Provides a heatmap approach to showing the estimated binary or averaged values of the Q Matrix.

Usage

q_graph(x, ...)

## S3 method for class 'auto_edina'
q_graph(x, binary = TRUE, ic = c("ppp", "bic", "dic"), ...)

## S3 method for class 'edina'
q_graph(x, binary = TRUE, ...)

## S3 method for class 'matrix'
q_graph(x, ...)

## S3 method for class 'q_matrix'
q_graph(x, ...)

Arguments

x

Either an edina, auto_edina, or q_matrix object.

...

Additional parameters not used

binary

Boolean to indicate if a classified Q (dichotomous by decision rule) or an estimate Q (non-dichotomous) or should be shown. Default: TRUE.

ic

Information criterion name. Default "ppp".

Value

A ggplot2 object with a heatmap overview of the estimated Q matrix.

Examples

q = q_matrix(matrix(c(1, 0, 1, 1, 0, 1), ncol = 3))
q_graph(q)

Create a Q Matrix Object

Description

Provides a way to create an object as a "q_matrix".

Usage

q_matrix(x)

Arguments

x

Either a data.frame or matrix.

Value

A q_matrix object.

See Also

as_q_matrix()

Examples

# Q matrix values
x = matrix(c(1, 0, 0, 1), nrow = 2)

# Q matrix wrapper
q_mat = q_matrix(x)

# Data Frame encoding of Q
q_df = data.frame(
   k1 = c(1, 0),
   k2 = c(0, 1)
)

# Create a Q matrix
q_mat = q_matrix(q_df)

Summarize auto_edina model data

Description

Custom method for displaying the results of the auto_edina.

Usage

## S3 method for class 'auto_edina'
summary(object, ...)

Arguments

object

An auto_edina object

...

Not used.

Value

The original auto_edina object with an added class of summary.auto_edina.

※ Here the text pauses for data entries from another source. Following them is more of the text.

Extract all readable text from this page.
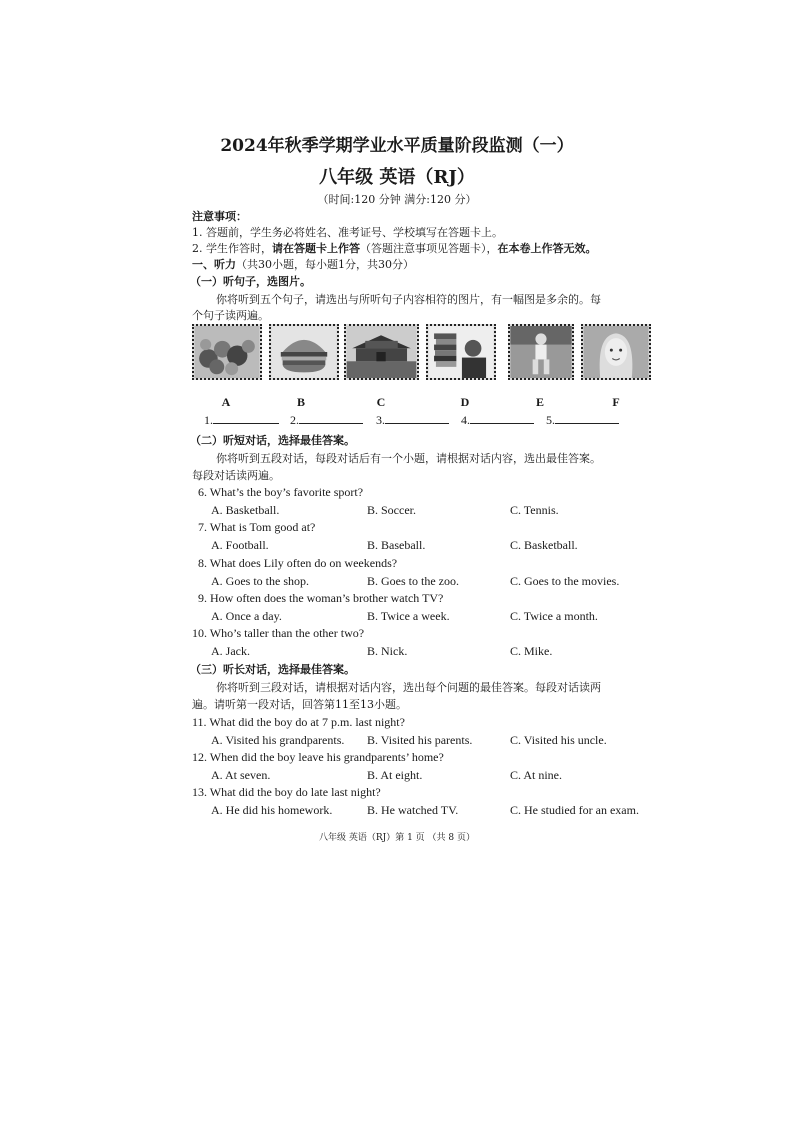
2024年秋季学期学业水平质量阶段监测（一）
八年级 英语（RJ）
（时间:120 分钟 满分:120 分）
注意事项：
1. 答题前，学生务必将姓名、准考证号、学校填写在答题卡上。
2. 学生作答时，请在答题卡上作答（答题注意事项见答题卡），在本卷上作答无效。
一、听力（共30小题，每小题1分，共30分）
（一）听句子，选图片。
你将听到五个句子，请选出与所听句子内容相符的图片，有一幅图是多余的。每
个句子读两遍。
A	B	C	D	E	F
1.	2.	3.	4.	5.
（二）听短对话，选择最佳答案。
你将听到五段对话，每段对话后有一个小题，请根据对话内容，选出最佳答案。
每段对话读两遍。
6. What’s the boy’s favorite sport?
A. Basketball.	B. Soccer.	C. Tennis.
7. What is Tom good at?
A. Football.	B. Baseball.	C. Basketball.
8. What does Lily often do on weekends?
A. Goes to the shop.	B. Goes to the zoo.	C. Goes to the movies.
9. How often does the woman’s brother watch TV?
A. Once a day.	B. Twice a week.	C. Twice a month.
10. Who’s taller than the other two?
A. Jack.	B. Nick.	C. Mike.
（三）听长对话，选择最佳答案。
你将听到三段对话，请根据对话内容，选出每个问题的最佳答案。每段对话读两
遍。请听第一段对话，回答第11至13小题。
11. What did the boy do at 7 p.m. last night?
A. Visited his grandparents. B. Visited his parents.	C. Visited his uncle.
12. When did the boy leave his grandparents’ home?
A. At seven.	B. At eight.	C. At nine.
13. What did the boy do late last night?
A. He did his homework.	B. He watched TV.	C. He studied for an exam.
八年级 英语（RJ）第 1 页 （共 8 页）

Summarize the EDINA Object

Description

Provide a more detailed view inside of edina model object.

Usage

## S3 method for class 'edina'
summary(object, alpha = 0.05, ...)

Arguments

object

An edina object

alpha

Defining region to indicate the level of extremeness the data must before the model is problematic.

...

Not used.

Value

A summary object that includes everything in the original edina() object and:

  • model_fit: Matrix of model fit summary statistics.

  • alpha: Alpha-value used to compute PPP()s.